2. Over-encouragement. The initial model was too lavish with praise, which students found patronizing and which obscured genuine progress signals. Revised to reserve encouragement for genuine effort and achievement.

3. Context blindness across turns. In long sessions, the model forgot which problem the student was working on and gave generic guidance. Resolved by injecting the current problem context at the top of each message via the product’s context management.

4. Anxiety escalation failures. A student who wrote “I’m so stressed I want to cry” received a math hint, not an acknowledgment. This failure drove explicit emotional state detection instructions and a dedicated response path.

Evaluation approach

Evaluation for this product required test sets that were different from typical AI products because correctness alone was insufficient — the pedagogical quality of the response mattered as much as accuracy.

Category	Description	Key metric
Scaffolding quality	Does the hint point toward the right step without giving it away?	Rubric-scored by experienced math teachers
Answer refusal	Does the model decline to give direct answers appropriately?	Binary pass/fail across test cases
Struggle recognition	Does the model recognize when a student is genuinely stuck vs. being lazy?	Rubric-scored
Emotional response	Does the model respond appropriately to distress signals?	Binary pass/fail on a distress test set
Teacher mode	Does teacher-mode allow solution viewing that student-mode does not?	Role-conditioned behavior tests

The hardest category to evaluate was scaffolding quality — it required teacher review rather than automated scoring.

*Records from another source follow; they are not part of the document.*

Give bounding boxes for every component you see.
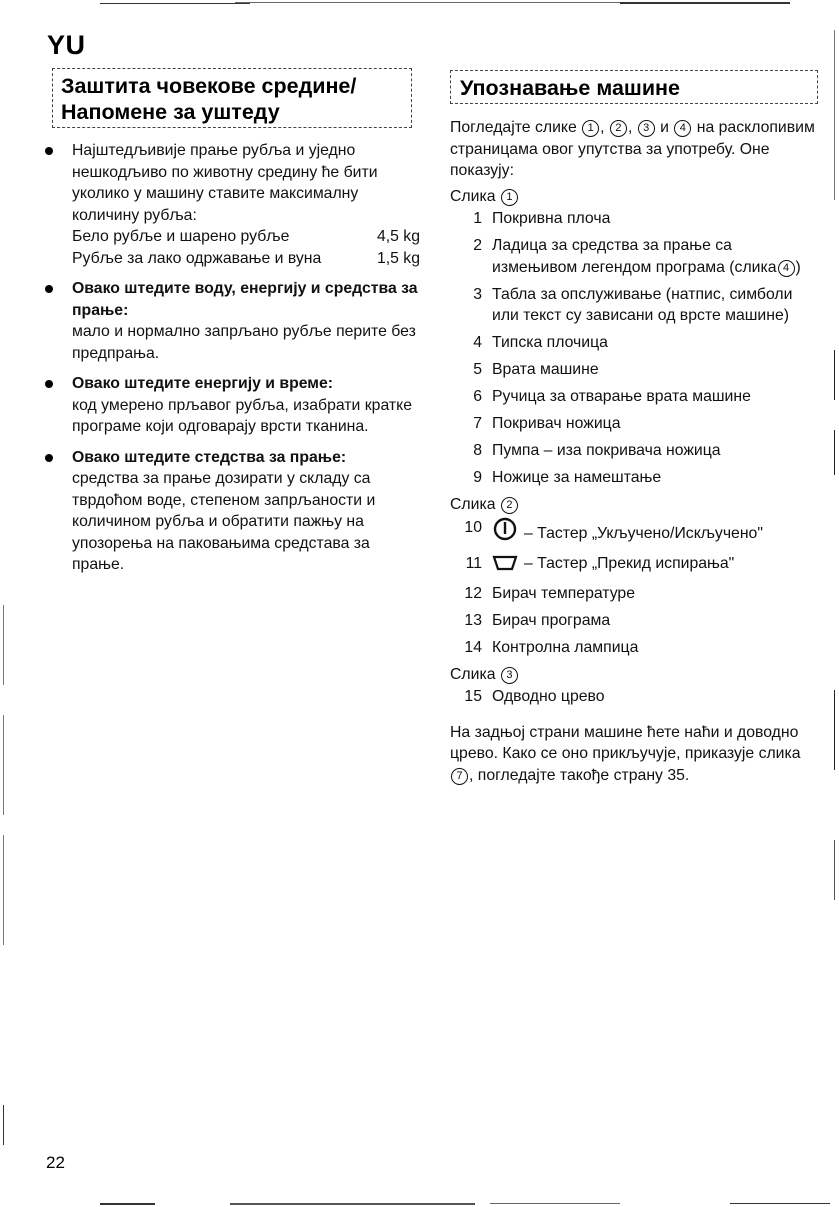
load-row: Рубље за лако одржавање и вуна 1,5 kg [72, 248, 420, 270]
figure-word: Слика [450, 496, 496, 513]
item-text: Контролна лампица [492, 639, 638, 656]
bullet-icon [45, 380, 53, 388]
item-text: Покривна плоча [492, 210, 610, 227]
scan-edge-bottom [490, 1203, 620, 1204]
component-list-item: 11– Тастер „Прекид испирања" [450, 553, 820, 578]
figure-ref-circle: 4 [778, 260, 795, 277]
intro-text: Погледајте слике [450, 119, 577, 136]
item-text: Бирач температуре [492, 585, 635, 602]
figure-ref-circle: 1 [582, 120, 599, 137]
figures-list: Слика 11Покривна плоча2Ладица за средств… [450, 186, 820, 708]
load-row: Бело рубље и шарено рубље 4,5 kg [72, 226, 420, 248]
item-number: 11 [450, 553, 482, 578]
power-symbol-icon [492, 517, 518, 548]
item-text: Покривач ножица [492, 415, 621, 432]
figure-ref-circle: 2 [610, 120, 627, 137]
figure-ref-circle: 7 [451, 768, 468, 785]
scan-edge-left [3, 835, 4, 945]
section-heading-environment: Заштита човекове средине/ Напомене за уш… [52, 68, 412, 128]
item-number: 2 [450, 235, 482, 278]
component-list-item: 13Бирач програма [450, 610, 820, 632]
item-text-wrapper: Покривач ножица [482, 413, 820, 435]
separator: , [600, 119, 604, 136]
outro-text: , погледајте такође страну 35. [469, 767, 689, 784]
bullet-icon [45, 147, 53, 155]
item-text: Пумпа – иза покривача ножица [492, 442, 721, 459]
item-text-wrapper: Ножице за намештање [482, 467, 820, 489]
component-list-item: 6Ручица за отварање врата машине [450, 386, 820, 408]
tip-water-energy: Овако штедите воду, енергију и средства … [44, 278, 420, 364]
item-number: 6 [450, 386, 482, 408]
component-list-item: 14Контролна лампица [450, 637, 820, 659]
load-label: Бело рубље и шарено рубље [72, 226, 289, 248]
item-number: 12 [450, 583, 482, 605]
tip-text: Најштедљивије прање рубља и уједно нешко… [72, 142, 378, 224]
component-list-item: 5Врата машине [450, 359, 820, 381]
figure-ref-circle: 3 [638, 120, 655, 137]
scan-edge-right [834, 690, 835, 770]
item-text: Врата машине [492, 361, 599, 378]
item-text-wrapper: – Тастер „Укључено/Искључено" [482, 517, 820, 548]
machine-overview: Погледајте слике 1, 2, 3 и 4 на расклопи… [450, 117, 820, 786]
savings-tips-list: Најштедљивије прање рубља и уједно нешко… [44, 140, 420, 585]
figure-number-circle: 2 [501, 497, 518, 514]
item-number: 8 [450, 440, 482, 462]
component-list-item: 1Покривна плоча [450, 208, 820, 230]
tip-text: код умерено прљавог рубља, изабрати крат… [72, 395, 420, 438]
component-list-item: 15Одводно црево [450, 686, 820, 708]
item-text-wrapper: Покривна плоча [482, 208, 820, 230]
item-text-wrapper: Типска плочица [482, 332, 820, 354]
bullet-icon [45, 454, 53, 462]
bullet-icon [45, 285, 53, 293]
tip-title: Овако штедите воду, енергију и средства … [72, 278, 420, 321]
item-number: 4 [450, 332, 482, 354]
item-text: – Тастер „Укључено/Искључено" [524, 525, 763, 542]
heading-line-1: Заштита човекове средине/ [61, 73, 411, 99]
item-text-wrapper: Контролна лампица [482, 637, 820, 659]
page-number: 22 [46, 1153, 65, 1173]
scan-edge-bottom [730, 1203, 830, 1204]
scan-edge-right [834, 30, 835, 200]
item-text: Бирач програма [492, 612, 610, 629]
component-list-item: 3Табла за опслуживање (натпис, симболи и… [450, 284, 820, 327]
item-text-wrapper: Бирач програма [482, 610, 820, 632]
rinse-hold-tub-icon [492, 555, 518, 578]
scan-edge-left [3, 1105, 4, 1145]
scan-edge-top [620, 2, 790, 4]
tip-title: Овако штедите стедства за прање: [72, 447, 420, 469]
item-text: Ладица за средства за прање са измењивом… [492, 237, 777, 276]
scan-edge-right [834, 840, 835, 900]
item-text: Ножице за намештање [492, 469, 661, 486]
item-number: 3 [450, 284, 482, 327]
scan-edge-bottom [100, 1203, 155, 1205]
tip-text: средства за прање дозирати у складу са т… [72, 468, 420, 576]
item-text-wrapper: Табла за опслуживање (натпис, симболи ил… [482, 284, 820, 327]
figure-number-circle: 1 [501, 189, 518, 206]
item-number: 14 [450, 637, 482, 659]
scan-edge-right [834, 430, 835, 475]
item-text: – Тастер „Прекид испирања" [524, 555, 734, 572]
item-text-wrapper: Ручица за отварање врата машине [482, 386, 820, 408]
component-list-item: 9Ножице за намештање [450, 467, 820, 489]
conjunction: и [660, 119, 669, 136]
figure-word: Слика [450, 666, 496, 683]
figure-label: Слика 2 [450, 494, 820, 516]
item-text-wrapper: Бирач температуре [482, 583, 820, 605]
item-text: Типска плочица [492, 334, 608, 351]
heading-text: Упознавање машине [460, 75, 817, 101]
item-text-wrapper: Ладица за средства за прање са измењивом… [482, 235, 820, 278]
outro-text: На задњој страни машине ћете наћи и дово… [450, 724, 801, 763]
scan-edge-top [235, 2, 655, 3]
figure-label: Слика 1 [450, 186, 820, 208]
scan-edge-left [3, 605, 4, 685]
component-list-item: 8Пумпа – иза покривача ножица [450, 440, 820, 462]
tip-full-load: Најштедљивије прање рубља и уједно нешко… [44, 140, 420, 269]
tip-text: мало и нормално запрљано рубље перите бе… [72, 321, 420, 364]
scan-edge-left [3, 715, 4, 815]
outro-paragraph: На задњој страни машине ћете наћи и дово… [450, 722, 820, 787]
item-text-wrapper: – Тастер „Прекид испирања" [482, 553, 820, 578]
item-text: Табла за опслуживање (натпис, симболи ил… [492, 286, 792, 325]
item-number: 10 [450, 517, 482, 548]
scan-edge-bottom [230, 1203, 475, 1205]
item-number: 1 [450, 208, 482, 230]
scan-edge-top [100, 3, 250, 4]
item-number: 9 [450, 467, 482, 489]
scan-edge-right [834, 350, 835, 400]
component-list-item: 12Бирач температуре [450, 583, 820, 605]
figure-ref-circle: 4 [674, 120, 691, 137]
figure-word: Слика [450, 188, 496, 205]
language-code: YU [47, 30, 86, 61]
item-text-wrapper: Одводно црево [482, 686, 820, 708]
intro-paragraph: Погледајте слике 1, 2, 3 и 4 на расклопи… [450, 117, 820, 182]
load-value: 4,5 kg [377, 226, 420, 248]
component-list-item: 10– Тастер „Укључено/Искључено" [450, 517, 820, 548]
item-text-wrapper: Пумпа – иза покривача ножица [482, 440, 820, 462]
tip-detergent: Овако штедите стедства за прање: средств… [44, 447, 420, 576]
component-list-item: 2Ладица за средства за прање са измењиво… [450, 235, 820, 278]
tip-energy-time: Овако штедите енергију и време: код умер… [44, 373, 420, 438]
item-number: 7 [450, 413, 482, 435]
load-value: 1,5 kg [377, 248, 420, 270]
section-heading-machine-overview: Упознавање машине [450, 70, 818, 104]
item-text: Ручица за отварање врата машине [492, 388, 751, 405]
load-label: Рубље за лако одржавање и вуна [72, 248, 321, 270]
component-list-item: 4Типска плочица [450, 332, 820, 354]
item-number: 15 [450, 686, 482, 708]
heading-line-2: Напомене за уштеду [61, 99, 411, 125]
component-list-item: 7Покривач ножица [450, 413, 820, 435]
figure-number-circle: 3 [501, 667, 518, 684]
tip-title: Овако штедите енергију и време: [72, 373, 420, 395]
figure-label: Слика 3 [450, 664, 820, 686]
item-suffix: ) [796, 259, 801, 276]
item-number: 13 [450, 610, 482, 632]
item-text-wrapper: Врата машине [482, 359, 820, 381]
item-text: Одводно црево [492, 688, 605, 705]
item-number: 5 [450, 359, 482, 381]
separator: , [628, 119, 632, 136]
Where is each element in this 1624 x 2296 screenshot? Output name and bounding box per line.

Key decisions and rationale

No direct answers as a hard constraint. This was a product-level commitment, not a prompt suggestion. It was specified as a non-negotiable in the behavior spec, tested explicitly, and monitored in production via a “direct answer rate” metric.

Emotional response path. The team initially excluded emotional state handling as out of scope. An incident during beta testing — a student writing that they were “too stupid” to understand — drove the addition of an emotional response path. It became one of the most important behavioral investments.

Worked example as an earned unlock. Rather than refusing worked examples entirely, the team decided students could unlock them by demonstrating genuine attempt. This preserved educational integrity while not leaving students completely stuck.